[Molecular imaging of tumor hypoxia].

A. Huchet, P. Fernandez, M. Allard, Y. Belkacémi, J.-P. Maire, R. Trouette, S. Eimer, T. Tourdias, H. Loiseau
Cancer/Radiothérapie. 2009-12-01; 13(8): 747-757
DOI: 10.1016/j.canrad.2009.07.038

Lire sur PubMed

1. Cancer Radiother. 2009 Dec;13(8):747-57. doi: 10.1016/j.canrad.2009.07.038. Epub
2009 Oct 23.

[Molecular imaging of tumor hypoxia].

[Article in French]

Huchet A(1), Fernandez P, Allard M, Belkacémi Y, Maire JP, Trouette R, Eimer S,
Tourdias T, Loiseau H.

Author information:
(1)Service d’oncologie médicale et de radiothérapie, hôpital Saint-André, CHU de
Bordeaux, 1 rue Jean-Burguet, Bordeaux, France.

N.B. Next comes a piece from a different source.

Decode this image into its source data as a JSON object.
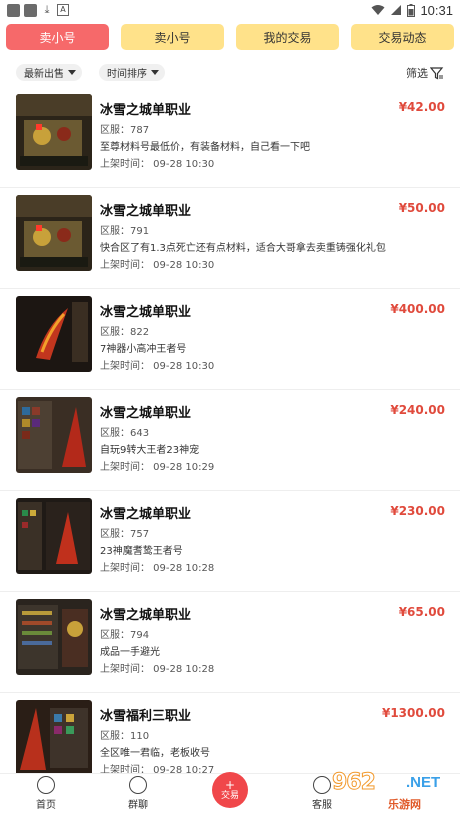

By allowing an earlier diagnosis and a more exhaustive assessment of extension of
the disease, the tomography by emission of positrons (TEP) transforms the care of
numerous cancers. At present, (18)F-fluorodesoxyglucose ([(18)F]-FDG) imaging
appears as the only one available but new molecular markers are being developed.
In the next future they would modify the approach of cancers. In this context,
the molecular imaging of the hypoxia and especially the (18)Ffluoromisonidazole
TEP ([(18)F]-MISO TEP) can give supplementary information allowing the mapping of
hypoxic regions within the tumour. Because of the links, which exist between
tumour hypoxia and treatment resistance of very numerous cancers, this
information can have an interest, for determination of prognosis as well as for
the delineation, volumes to be irradiated. Head and neck tumours are doubtless
those for which the literature gives the most elements on the therapeutic impact
of tumour hypoxia. Targeted therapies, based on hypoxia, already exist and the
contribution of the molecular imaging could be decisive in the evaluation of the
impact of such treatment. Molecular imaging of brain tumours remains to be
developed. The potential contributions of the [(18)F]-MISO TEP for the care of
these patients need to be confirmed. In this context, we propose a review of
hypoxia molecular imaging taking as examples head and neck tumours and
glioblastomas (GB), two tumours for which hypoxia is one of the key factors to
overcome in order to increase therapeutics results.